田牧:やっぱり普段のお芝居と違うのは、表情や動きで表現できない点です。真白は可愛くてかっこいい、すごく魅力的なキャラクターなので、この役を任せていただけることが嬉しい反面、プレッシャーも感じていました。何て言うんでしょう……原作の小説や絵もありますし、多くの方々と一緒にキャラクターを作り上げているという感覚があります。
ーー初登場時は無機質な印象ですが、犬の姿になってからは感情表現も豊かになっていきました。
田牧:監督からもご指導いただいたところです。最初は単調な感じで、台詞の抑揚や強弱をあまりつけず、どちらかと言うと機械的な話し方。物語が進んで感情の起伏を表現する場面では、呼吸や息遣いを意識しつつ、気持ちが声に乗るように心がけました。実写のお芝居では、息遣いを意識することはあまりないので、想像力を働かせながら声を入れていく作業がとても面白かったです。
ーーアフレコ現場の雰囲気はいかがでしたか?
片岡:お互いに声優は初めてだったので、とても柔らかい空気感を出していただいたと思います。「ここはこう聞こえるから、もう少しこうしてみて」「こういう感情の流れはどう?」とか。細かい部分まで丁寧に見てくださったからこそ、安心して演じることができたと感じています。

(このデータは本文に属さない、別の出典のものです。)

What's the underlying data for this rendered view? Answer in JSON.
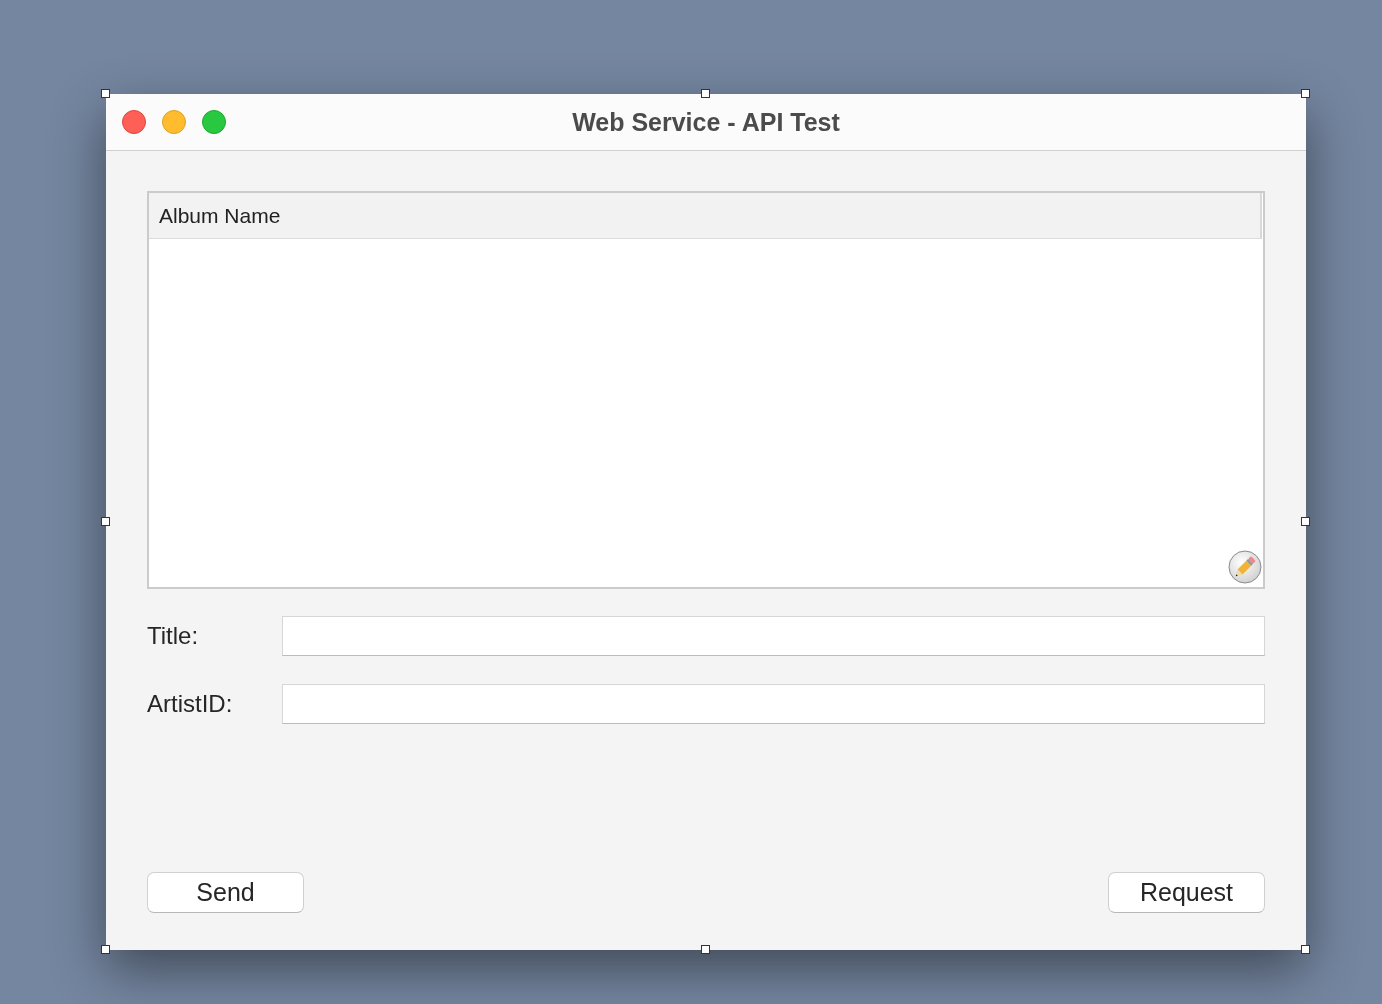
{
  "window": {
    "title": "Web Service - API Test"
  },
  "table": {
    "columns": [
      "Album Name"
    ]
  },
  "fields": [
    {
      "label": "Title:"
    },
    {
      "label": "ArtistID:"
    }
  ],
  "buttons": [
    "Send",
    "Request"
  ]
}
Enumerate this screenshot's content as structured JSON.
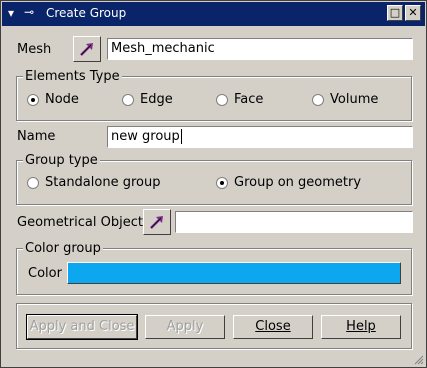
{
  "window": {
    "title": "Create Group",
    "app_icon": "mesh-app-icon",
    "pin_icon": "pin-icon",
    "maximize_label": "□",
    "close_label": "✕"
  },
  "mesh": {
    "label": "Mesh",
    "value": "Mesh_mechanic"
  },
  "elements_type": {
    "title": "Elements Type",
    "options": [
      "Node",
      "Edge",
      "Face",
      "Volume"
    ],
    "selected": "Node"
  },
  "name": {
    "label": "Name",
    "value": "new group"
  },
  "group_type": {
    "title": "Group type",
    "options": [
      "Standalone group",
      "Group on geometry"
    ],
    "selected": "Group on geometry"
  },
  "geom": {
    "label": "Geometrical Object",
    "value": ""
  },
  "color_group": {
    "title": "Color group",
    "label": "Color",
    "color": "#0da7f0"
  },
  "buttons": {
    "apply_close": "Apply and Close",
    "apply": "Apply",
    "close": "Close",
    "help": "Help"
  },
  "colors": {
    "titlebar": "#0a246a",
    "dialog": "#d4d0c8",
    "selection_arrow": "#7b2c8c"
  }
}
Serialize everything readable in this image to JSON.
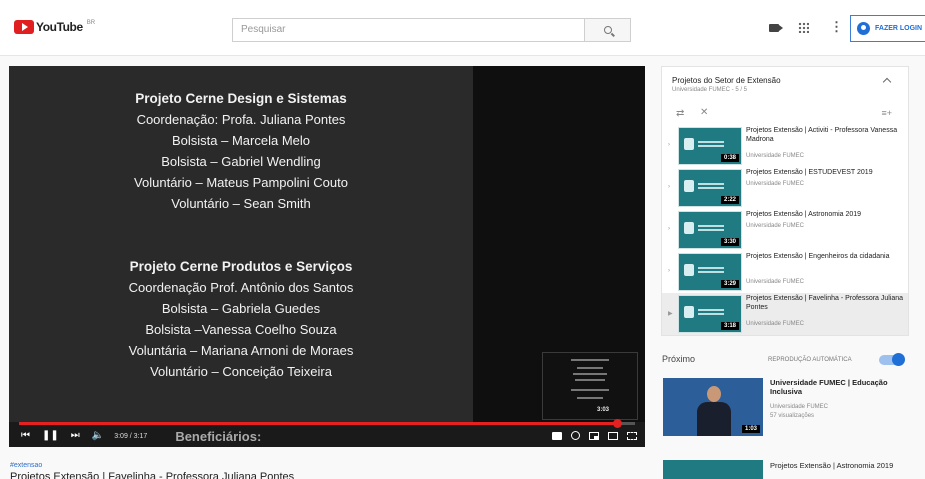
{
  "header": {
    "logo_text": "YouTube",
    "logo_superscript": "BR",
    "search_placeholder": "Pesquisar",
    "login_label": "FAZER LOGIN"
  },
  "player": {
    "credits_block_1": {
      "heading": "Projeto Cerne Design e Sistemas",
      "lines": [
        "Coordenação: Profa. Juliana Pontes",
        "Bolsista – Marcela Melo",
        "Bolsista – Gabriel Wendling",
        "Voluntário – Mateus Pampolini Couto",
        "Voluntário – Sean Smith"
      ]
    },
    "credits_block_2": {
      "heading": "Projeto Cerne Produtos e Serviços",
      "lines": [
        "Coordenação Prof. Antônio dos Santos",
        "Bolsista – Gabriela Guedes",
        "Bolsista –Vanessa Coelho Souza",
        "Voluntária – Mariana Arnoni de Moraes",
        "Voluntário – Conceição Teixeira"
      ]
    },
    "preview_time": "3:03",
    "time_display": "3:09 / 3:17",
    "progress_fraction": 0.97,
    "overlay_caption": "Beneficiários:"
  },
  "video_info": {
    "hashtag": "#extensao",
    "title": "Projetos Extensão | Favelinha - Professora Juliana Pontes"
  },
  "playlist": {
    "title": "Projetos do Setor de Extensão",
    "subtitle": "Universidade FUMEC - 5 / 5",
    "items": [
      {
        "title": "Projetos Extensão | Activiti - Professora Vanessa Madrona",
        "channel": "Universidade FUMEC",
        "duration": "0:38",
        "marker": "›"
      },
      {
        "title": "Projetos Extensão | ESTUDEVEST 2019",
        "channel": "Universidade FUMEC",
        "duration": "2:22",
        "marker": "›"
      },
      {
        "title": "Projetos Extensão | Astronomia 2019",
        "channel": "Universidade FUMEC",
        "duration": "3:30",
        "marker": "›"
      },
      {
        "title": "Projetos Extensão | Engenheiros da cidadania",
        "channel": "Universidade FUMEC",
        "duration": "3:29",
        "marker": "›"
      },
      {
        "title": "Projetos Extensão | Favelinha - Professora Juliana Pontes",
        "channel": "Universidade FUMEC",
        "duration": "3:18",
        "marker": "▶"
      }
    ]
  },
  "next": {
    "label": "Próximo",
    "autoplay_label": "REPRODUÇÃO AUTOMÁTICA",
    "autoplay_on": true,
    "video": {
      "title": "Universidade FUMEC | Educação Inclusiva",
      "channel": "Universidade FUMEC",
      "views": "57 visualizações",
      "duration": "1:03"
    }
  },
  "recommended": [
    {
      "title": "Projetos Extensão | Astronomia 2019"
    }
  ],
  "colors": {
    "brand_red": "#e02020",
    "accent_blue": "#1f6fd6",
    "progress_red": "#e52020"
  }
}
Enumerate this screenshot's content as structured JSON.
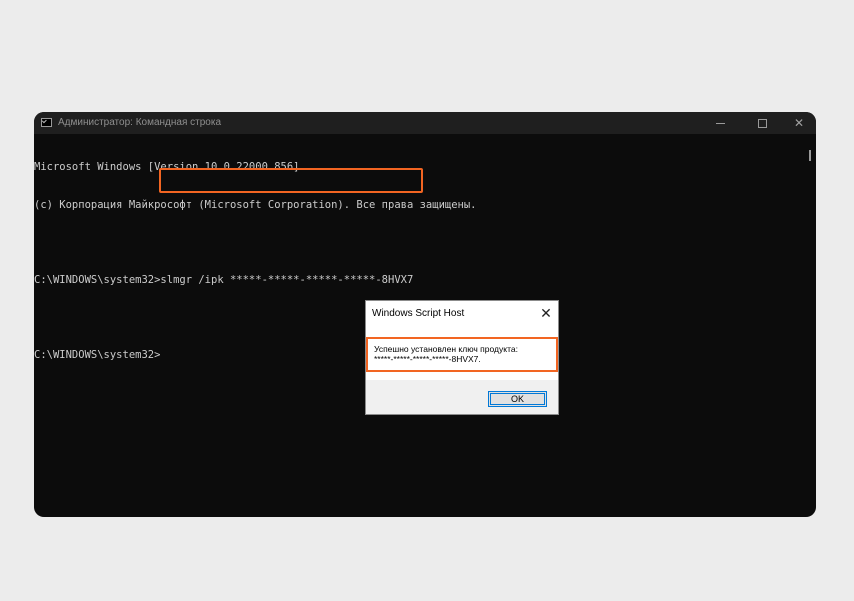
{
  "window": {
    "title": "Администратор: Командная строка",
    "icon": "cmd-icon"
  },
  "console": {
    "lines": [
      "Microsoft Windows [Version 10.0.22000.856]",
      "(c) Корпорация Майкрософт (Microsoft Corporation). Все права защищены.",
      "",
      "C:\\WINDOWS\\system32>slmgr /ipk *****-*****-*****-*****-8HVX7",
      "",
      "C:\\WINDOWS\\system32>"
    ],
    "highlight_color": "#f26522"
  },
  "dialog": {
    "title": "Windows Script Host",
    "message_line1": "Успешно установлен ключ продукта:",
    "message_line2": "*****-*****-*****-*****-8HVX7.",
    "ok_label": "OK"
  }
}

田牧:収録はほとんど二人きりでした。監督さんが私たちの声を聞いて感じたことを伝えに来てくださったり、その都度すり合わせたりしていたので、非常にやりやすかったです。自分の意見を伝えつつ、監督のお話も伺いながら話し合える場だったので、とても温かい雰囲気でした。
終盤の重要なシーンで、深冬にかける言葉を収録していたんですけど、「台詞と台詞の間に一度ブレス(息継ぎ)を入れてほしい」というディレクションがあったんです。その時は深く考えずにやってみたのですが、自分の中でぐっと熱が入るのを感じて、「息継ぎ一つで感情の乗り方がこんなに変わるのか」と非常に驚きました。その瞬間はかなり印象に残っています。